そんな泣くほど彼女さんのこと好きなら遠距離とかもあったでしょうに」
「いや…彼女はチアガールのユニフォームを着た
スーパーヒーローになるためにシカゴに行くんだそうだ。
だから世界を救うためにも余計なことは考えたくないって…
すごく立派だろ…?だから僕はそれを応援するって決めたよ」
「えー…絶対嘘じゃん…なんだその世界線…」
謎のアメリカナイズの言い訳に茶々は苦笑した。
しかし尚も悲しげに鼻をすすっている姿を見るとよっぽど好きだったのだろうか。
「…変なの…清様ファンクラブ3つもあるのになぁ」
「前から気になってたんだがその清様というのは一体...」
「清一だから清様っ」
「…だから何故…僕の名前を...」
名乗ったっけ、というようにこちらを見上げてくる清一に
過去に浴びせられた声がすぐ耳元で聞こえた気がして
その声を掻き消すように微笑んだ。
「知ってますよ。

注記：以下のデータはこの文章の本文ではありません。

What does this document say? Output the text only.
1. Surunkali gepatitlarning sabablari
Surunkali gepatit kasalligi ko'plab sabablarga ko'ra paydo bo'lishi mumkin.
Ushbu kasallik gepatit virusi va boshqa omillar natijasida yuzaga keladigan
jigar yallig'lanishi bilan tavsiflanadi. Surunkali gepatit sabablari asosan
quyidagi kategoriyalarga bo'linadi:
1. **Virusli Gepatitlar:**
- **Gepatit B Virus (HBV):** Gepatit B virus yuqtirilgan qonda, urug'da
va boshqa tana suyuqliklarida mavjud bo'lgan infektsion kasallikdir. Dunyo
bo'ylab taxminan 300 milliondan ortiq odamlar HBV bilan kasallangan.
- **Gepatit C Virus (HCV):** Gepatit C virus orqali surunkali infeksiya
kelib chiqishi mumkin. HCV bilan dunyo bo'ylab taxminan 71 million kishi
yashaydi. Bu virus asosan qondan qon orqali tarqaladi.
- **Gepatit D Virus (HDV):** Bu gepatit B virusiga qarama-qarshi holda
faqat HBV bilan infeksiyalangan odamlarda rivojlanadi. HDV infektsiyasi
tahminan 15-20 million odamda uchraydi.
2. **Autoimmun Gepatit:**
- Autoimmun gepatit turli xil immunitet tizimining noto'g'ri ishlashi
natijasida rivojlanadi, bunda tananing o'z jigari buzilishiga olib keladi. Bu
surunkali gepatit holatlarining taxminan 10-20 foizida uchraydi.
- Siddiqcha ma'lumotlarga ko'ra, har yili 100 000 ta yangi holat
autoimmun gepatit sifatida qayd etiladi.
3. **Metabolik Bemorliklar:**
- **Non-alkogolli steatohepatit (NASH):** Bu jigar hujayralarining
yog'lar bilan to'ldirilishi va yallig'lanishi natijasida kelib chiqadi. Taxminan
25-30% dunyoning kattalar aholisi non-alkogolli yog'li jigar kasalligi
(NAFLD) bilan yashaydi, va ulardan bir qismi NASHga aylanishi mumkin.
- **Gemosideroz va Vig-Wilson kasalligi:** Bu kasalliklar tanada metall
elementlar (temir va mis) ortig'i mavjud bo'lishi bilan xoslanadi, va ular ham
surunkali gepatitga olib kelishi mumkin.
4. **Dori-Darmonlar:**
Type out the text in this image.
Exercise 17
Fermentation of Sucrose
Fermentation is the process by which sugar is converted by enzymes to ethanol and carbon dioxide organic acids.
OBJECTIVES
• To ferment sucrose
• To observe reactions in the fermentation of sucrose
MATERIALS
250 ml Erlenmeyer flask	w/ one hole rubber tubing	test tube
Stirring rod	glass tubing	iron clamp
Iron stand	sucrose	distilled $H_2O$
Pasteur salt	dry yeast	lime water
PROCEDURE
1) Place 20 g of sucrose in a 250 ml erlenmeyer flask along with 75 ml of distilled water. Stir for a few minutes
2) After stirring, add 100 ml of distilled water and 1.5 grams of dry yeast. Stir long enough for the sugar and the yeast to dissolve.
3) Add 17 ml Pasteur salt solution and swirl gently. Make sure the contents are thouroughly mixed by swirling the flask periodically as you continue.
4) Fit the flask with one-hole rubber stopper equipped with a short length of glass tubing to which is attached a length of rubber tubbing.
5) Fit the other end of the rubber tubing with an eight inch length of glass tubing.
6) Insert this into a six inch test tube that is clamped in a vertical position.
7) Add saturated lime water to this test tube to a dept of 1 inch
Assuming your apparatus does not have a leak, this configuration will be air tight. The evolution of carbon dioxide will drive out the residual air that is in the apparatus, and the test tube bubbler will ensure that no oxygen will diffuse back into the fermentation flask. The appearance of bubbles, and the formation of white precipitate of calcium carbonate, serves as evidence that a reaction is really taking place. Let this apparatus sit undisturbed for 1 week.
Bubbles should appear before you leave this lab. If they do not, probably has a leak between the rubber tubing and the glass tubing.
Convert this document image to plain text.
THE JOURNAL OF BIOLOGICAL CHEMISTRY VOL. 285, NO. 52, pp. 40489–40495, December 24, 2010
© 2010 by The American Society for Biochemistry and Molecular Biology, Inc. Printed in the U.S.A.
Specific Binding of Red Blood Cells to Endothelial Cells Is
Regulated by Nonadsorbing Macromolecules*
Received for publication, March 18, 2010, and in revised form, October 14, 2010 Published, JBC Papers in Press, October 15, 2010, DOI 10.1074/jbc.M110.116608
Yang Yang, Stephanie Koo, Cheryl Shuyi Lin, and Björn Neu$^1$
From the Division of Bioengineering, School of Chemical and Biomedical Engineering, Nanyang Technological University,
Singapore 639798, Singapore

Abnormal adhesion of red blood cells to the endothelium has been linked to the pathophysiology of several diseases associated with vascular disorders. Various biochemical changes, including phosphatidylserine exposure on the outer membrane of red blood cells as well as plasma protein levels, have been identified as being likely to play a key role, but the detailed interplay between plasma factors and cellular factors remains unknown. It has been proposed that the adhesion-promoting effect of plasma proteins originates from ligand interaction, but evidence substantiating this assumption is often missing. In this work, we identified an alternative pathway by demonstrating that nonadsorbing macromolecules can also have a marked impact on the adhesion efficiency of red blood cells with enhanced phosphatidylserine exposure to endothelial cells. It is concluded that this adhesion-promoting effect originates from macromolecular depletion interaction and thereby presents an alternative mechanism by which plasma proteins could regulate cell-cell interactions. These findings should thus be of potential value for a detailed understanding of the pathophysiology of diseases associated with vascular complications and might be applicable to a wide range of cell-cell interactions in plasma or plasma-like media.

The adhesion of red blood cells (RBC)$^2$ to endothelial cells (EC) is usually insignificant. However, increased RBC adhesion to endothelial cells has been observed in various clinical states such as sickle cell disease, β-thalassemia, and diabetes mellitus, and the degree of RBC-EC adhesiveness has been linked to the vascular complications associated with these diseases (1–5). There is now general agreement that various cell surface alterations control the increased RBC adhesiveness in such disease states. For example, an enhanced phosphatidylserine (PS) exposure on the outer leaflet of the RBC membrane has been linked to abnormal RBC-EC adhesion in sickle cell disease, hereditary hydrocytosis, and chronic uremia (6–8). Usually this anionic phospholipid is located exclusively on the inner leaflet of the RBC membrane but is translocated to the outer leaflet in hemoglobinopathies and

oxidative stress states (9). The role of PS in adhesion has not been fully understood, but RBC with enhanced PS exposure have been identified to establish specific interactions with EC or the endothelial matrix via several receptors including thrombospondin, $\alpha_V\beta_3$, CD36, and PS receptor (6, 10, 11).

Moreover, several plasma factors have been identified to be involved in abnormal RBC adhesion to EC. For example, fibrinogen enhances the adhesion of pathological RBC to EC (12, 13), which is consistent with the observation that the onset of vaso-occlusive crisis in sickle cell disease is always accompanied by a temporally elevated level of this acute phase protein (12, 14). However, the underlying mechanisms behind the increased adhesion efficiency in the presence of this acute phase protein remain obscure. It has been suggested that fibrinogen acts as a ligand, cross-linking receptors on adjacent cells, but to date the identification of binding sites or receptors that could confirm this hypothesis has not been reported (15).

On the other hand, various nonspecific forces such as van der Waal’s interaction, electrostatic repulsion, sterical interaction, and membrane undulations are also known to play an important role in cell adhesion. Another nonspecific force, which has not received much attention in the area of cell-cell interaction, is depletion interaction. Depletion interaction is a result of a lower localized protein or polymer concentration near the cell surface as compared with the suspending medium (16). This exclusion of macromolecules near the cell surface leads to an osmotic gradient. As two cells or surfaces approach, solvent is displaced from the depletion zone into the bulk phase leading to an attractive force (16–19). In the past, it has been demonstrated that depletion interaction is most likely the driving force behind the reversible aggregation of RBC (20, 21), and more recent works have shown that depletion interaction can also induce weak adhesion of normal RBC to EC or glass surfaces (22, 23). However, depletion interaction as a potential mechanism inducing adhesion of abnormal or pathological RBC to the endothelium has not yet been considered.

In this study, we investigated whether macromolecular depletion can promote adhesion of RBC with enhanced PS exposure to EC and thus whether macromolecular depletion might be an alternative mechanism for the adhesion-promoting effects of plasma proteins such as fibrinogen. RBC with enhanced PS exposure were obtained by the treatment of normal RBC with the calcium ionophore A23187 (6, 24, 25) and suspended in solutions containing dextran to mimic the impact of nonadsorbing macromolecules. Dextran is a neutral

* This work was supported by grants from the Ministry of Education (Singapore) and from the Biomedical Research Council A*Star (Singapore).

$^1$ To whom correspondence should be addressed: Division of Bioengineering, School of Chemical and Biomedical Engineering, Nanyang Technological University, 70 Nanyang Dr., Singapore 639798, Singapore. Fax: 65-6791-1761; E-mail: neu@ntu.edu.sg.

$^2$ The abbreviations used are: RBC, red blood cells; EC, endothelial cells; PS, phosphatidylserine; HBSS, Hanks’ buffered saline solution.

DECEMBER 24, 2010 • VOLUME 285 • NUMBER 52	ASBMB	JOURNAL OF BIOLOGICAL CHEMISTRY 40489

気持ち悪いでしょ」
清一は不思議そうな顔をしていたが、茶々は自分の性質を呪いながら
彼と反対側に回って木に背を預けた。
昔から知りたいと思ったことはなんでも情報収集に勤しんだし、特に人間のことに関しては殊更敏感に情報をキャッチした。
誰も覚えていないような出来事を鮮明に覚えていたり
たまたま偶然誰かにとって重大な場面に出くわすこともなぜか多い。
人はそれを天性の才能と呼ぶのかもしれないが。
茶々は一丁前に自己嫌悪している、そんな自分を更に嫌悪した。
理解されなくても持ち前の明るさと暴走精神で進んできた。
今更どうということはない。
清一はなんとか泣き止んだのかおずおずとこちら側に出てきて複雑そうな顔をしていたので
茶々は彼を見上げていつも通りによによと笑ってみせた。
「ま、清様だったら彼女の2人や3人またすぐできるって〜
それじゃウチは仕事に戻ります」
「あ…赤川くん…!あの…」
軽くカメラを持ち上げながら再び商店街へ戻るべく歩き出すとすぐに呼び止められる。
「大丈夫ですよ、ひなっちゃんには言わないのでー」
茶々は振り返りながら雑に返答をして足早にその場から去ったのだった。